Selected by Clark curators Richard Rand and Kathleen Morris from a single, recently assembled and still-evolving private collection, "Eye to Eye" comprises 30 paintings and one relief sculpture—an amazing group of works, testimony at once to rigorous connoisseurship, attention to good advice, and independence of mind. It's obvious that each exhibited work was acquired solely because of its individual excellence. Some of the most celebrated artists in the Western canon—Gian Lorenzo Bernini, Jacques-Louis David, Hans Memling, Peter Paul Rubens, Anthony van Dyck, among others—are impressively represented, but some of the most compelling pictures on view are by unknown or insecurely identified painters. In some works, such as David's incisive images of a husband and wife, painted in 1820, or Alonso Sanchez Coello's court portrait of Philip II of Spain's teenage bride, painted about 1560, the sitter can be securely identified. In others, such as Alessandro Allori's image of a magnificently dressed and bejeweled, strong-minded young woman (c. 1580s), the name of the subject is unknown, while in still others, such as Jusepe de Ribera's imaginary portrait of an ancient philosopher or Lucas Cranach the Elder's modishly attired 16th-century Saxon charmer, we are given an ideal or a general type, rather than a specific individual. But they all reward attention.

"Eye to Eye" clearly has no pretentions of being comprehensive, yet the cumulative effect is to present a coherent overview of the evolution of the portrait from the Renaissance to the dawn of the Romantic era, from exquisitely naturalistic 15th-century Netherlandish works, to lush 16th-century Italian paintings, to demonstrations of 17th-century Flemish, Spanish and Italian virtuosity, to early 19th-century French testimonials to a burgeoning intensity of feeling.

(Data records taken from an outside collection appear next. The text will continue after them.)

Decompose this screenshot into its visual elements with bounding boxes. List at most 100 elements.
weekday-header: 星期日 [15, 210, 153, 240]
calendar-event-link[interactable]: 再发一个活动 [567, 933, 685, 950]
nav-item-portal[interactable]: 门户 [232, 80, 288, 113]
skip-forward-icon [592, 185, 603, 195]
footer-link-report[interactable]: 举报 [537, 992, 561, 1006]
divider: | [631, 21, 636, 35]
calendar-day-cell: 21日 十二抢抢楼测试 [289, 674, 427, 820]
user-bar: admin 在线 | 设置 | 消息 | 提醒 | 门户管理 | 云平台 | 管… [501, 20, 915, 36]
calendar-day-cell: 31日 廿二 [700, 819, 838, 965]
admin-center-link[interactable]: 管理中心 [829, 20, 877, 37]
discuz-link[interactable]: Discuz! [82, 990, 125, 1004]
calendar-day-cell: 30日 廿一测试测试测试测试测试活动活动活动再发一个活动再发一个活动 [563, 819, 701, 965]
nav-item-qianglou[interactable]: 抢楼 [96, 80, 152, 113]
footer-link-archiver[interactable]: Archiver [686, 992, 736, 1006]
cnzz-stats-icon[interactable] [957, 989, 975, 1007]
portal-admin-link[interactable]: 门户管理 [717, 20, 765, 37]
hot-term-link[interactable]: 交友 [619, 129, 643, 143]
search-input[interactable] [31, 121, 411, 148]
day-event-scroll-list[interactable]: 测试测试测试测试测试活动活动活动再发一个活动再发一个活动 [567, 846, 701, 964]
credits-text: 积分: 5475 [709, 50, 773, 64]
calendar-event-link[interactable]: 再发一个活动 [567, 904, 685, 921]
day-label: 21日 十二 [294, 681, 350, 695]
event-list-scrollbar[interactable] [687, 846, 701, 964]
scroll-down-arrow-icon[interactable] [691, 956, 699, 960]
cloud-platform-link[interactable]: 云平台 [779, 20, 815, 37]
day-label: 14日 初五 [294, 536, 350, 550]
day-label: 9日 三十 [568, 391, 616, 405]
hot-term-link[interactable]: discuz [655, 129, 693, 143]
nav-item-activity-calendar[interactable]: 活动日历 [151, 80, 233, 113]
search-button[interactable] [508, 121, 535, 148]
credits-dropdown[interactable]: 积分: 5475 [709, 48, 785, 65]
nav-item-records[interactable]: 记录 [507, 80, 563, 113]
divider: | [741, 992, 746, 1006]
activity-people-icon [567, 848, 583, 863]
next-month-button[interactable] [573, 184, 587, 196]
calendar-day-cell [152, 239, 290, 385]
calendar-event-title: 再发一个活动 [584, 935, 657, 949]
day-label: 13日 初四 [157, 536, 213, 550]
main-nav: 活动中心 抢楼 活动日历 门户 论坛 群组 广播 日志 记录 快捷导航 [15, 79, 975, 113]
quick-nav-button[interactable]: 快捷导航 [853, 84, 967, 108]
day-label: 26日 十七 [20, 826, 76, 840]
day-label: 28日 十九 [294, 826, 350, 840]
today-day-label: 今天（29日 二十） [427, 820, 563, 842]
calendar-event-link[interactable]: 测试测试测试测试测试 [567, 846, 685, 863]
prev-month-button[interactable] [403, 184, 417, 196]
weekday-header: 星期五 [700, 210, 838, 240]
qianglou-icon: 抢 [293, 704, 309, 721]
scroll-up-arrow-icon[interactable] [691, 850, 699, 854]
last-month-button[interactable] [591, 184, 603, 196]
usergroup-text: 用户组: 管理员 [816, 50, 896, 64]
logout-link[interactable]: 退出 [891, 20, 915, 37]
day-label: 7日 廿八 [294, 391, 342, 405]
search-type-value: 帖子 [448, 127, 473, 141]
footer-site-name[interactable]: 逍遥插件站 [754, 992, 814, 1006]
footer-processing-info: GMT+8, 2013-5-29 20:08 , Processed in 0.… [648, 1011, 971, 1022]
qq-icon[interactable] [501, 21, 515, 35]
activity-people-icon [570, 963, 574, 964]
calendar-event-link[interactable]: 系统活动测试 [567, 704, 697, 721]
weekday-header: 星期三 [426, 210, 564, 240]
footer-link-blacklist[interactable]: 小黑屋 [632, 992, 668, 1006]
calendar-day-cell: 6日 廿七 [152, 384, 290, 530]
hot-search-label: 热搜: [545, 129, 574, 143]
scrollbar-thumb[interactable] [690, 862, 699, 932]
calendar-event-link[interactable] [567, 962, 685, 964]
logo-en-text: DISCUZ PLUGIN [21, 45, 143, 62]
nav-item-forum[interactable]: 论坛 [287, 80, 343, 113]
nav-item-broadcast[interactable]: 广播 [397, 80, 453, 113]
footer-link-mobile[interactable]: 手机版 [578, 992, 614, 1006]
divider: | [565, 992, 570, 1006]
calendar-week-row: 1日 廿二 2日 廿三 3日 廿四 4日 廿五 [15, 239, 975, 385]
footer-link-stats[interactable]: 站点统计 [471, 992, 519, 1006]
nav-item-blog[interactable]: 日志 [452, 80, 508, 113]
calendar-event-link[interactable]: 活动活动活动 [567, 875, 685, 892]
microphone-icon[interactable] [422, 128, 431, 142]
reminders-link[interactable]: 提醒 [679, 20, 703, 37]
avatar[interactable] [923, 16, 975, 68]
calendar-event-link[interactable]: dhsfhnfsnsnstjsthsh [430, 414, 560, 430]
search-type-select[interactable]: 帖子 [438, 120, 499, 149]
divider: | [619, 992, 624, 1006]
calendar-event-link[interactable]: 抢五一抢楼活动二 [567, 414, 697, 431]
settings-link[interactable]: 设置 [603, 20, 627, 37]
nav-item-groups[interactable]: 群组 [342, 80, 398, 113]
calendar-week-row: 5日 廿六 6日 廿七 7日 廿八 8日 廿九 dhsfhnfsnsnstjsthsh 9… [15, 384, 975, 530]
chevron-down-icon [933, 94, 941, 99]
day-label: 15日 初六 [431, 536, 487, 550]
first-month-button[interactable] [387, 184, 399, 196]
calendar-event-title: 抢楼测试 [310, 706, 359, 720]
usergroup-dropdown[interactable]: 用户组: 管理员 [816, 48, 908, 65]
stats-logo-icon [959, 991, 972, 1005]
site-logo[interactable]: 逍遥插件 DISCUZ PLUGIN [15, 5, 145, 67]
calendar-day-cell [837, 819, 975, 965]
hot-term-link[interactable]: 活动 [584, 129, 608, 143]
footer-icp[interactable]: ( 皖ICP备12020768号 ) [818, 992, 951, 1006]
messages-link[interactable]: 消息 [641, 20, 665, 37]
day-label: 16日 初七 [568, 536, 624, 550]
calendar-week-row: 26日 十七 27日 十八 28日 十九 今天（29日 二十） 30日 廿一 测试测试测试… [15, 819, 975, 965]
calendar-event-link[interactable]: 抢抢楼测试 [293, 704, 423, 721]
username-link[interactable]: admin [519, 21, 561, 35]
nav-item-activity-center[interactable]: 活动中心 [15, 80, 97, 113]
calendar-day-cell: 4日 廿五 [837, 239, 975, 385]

A wall text of Giorgio Vasari's assertion, "Every painter paints himself," reminds us that all pictures are, one way or another, self-portraits, but the dominant characteristic of the works in "Eye to Eye" is their astonishing particularity. The emphasis is on the human face—there are no full length portraits—so we are confronted by distinct individuals, each representative of a particular century, class and moment. Yet even as we interrogate the illusory, painted features as we do those of our living contemporaries, speculating about the meaning of expressions and about intimations of character, even as we read the portraits as documents of their eras, full of information about clothing, hair styles and manners, we become fascinated with them as paintings, as revelations of what their authors were capable of.

The appraising glance of a young 16th-century beauty suggests that she was not only well aware of her charms, but also of the privileged rank attested to by her gorgeous pink brocade and spectacular jewelry. But we're equally engaged by the audacious, staccato brushwork with which the artist, Giovanni Battista Moroni, conjured up those emblems of wealth, contrasting the stabbing marks of costume and gems with the smooth rendering of face and hair.

Highlights? A young man holding a lira da braccio, with broken strings, painted about 1510-20 by an unknown Italian—perhaps the Sienese Beccafumi. Tendrils of curly golden hair and the patterns of an enormous padded sleeve compete with a powerful, near-abstract composition of geometric masses and a palette of silvery grays and cool blues. Parmigianino's deep-toned image, c. 1530, of an uneasy man, apparently interrupted while reading. Oil-sketch heads by Bernini and van Dyck, miracles of economy and apparent effortlessness, evoking particular individuals with assured patches of color. Jean-Baptiste Greuze's affectionate portrait of his fine-featured lawyer, painted in 1797 in gratitude for help rendered. A broadly handled, windblown head of a young man, by the too-little-known 17th-century Fleming Michael Sweerts, that points ahead to Romanticism. Thomas de Keyser's feisty little Dutch bourgeoise, c. 1630-33, hand on hip, with a "don't mess with me air." And more.

If that weren't enough to justify a winter trip to Williamstown, there's also a splendid show from the Clark's collection of Albrecht Dürer prints, every one of them impeccable and fresh.

Ms. Wilkin writes about art for the Journal.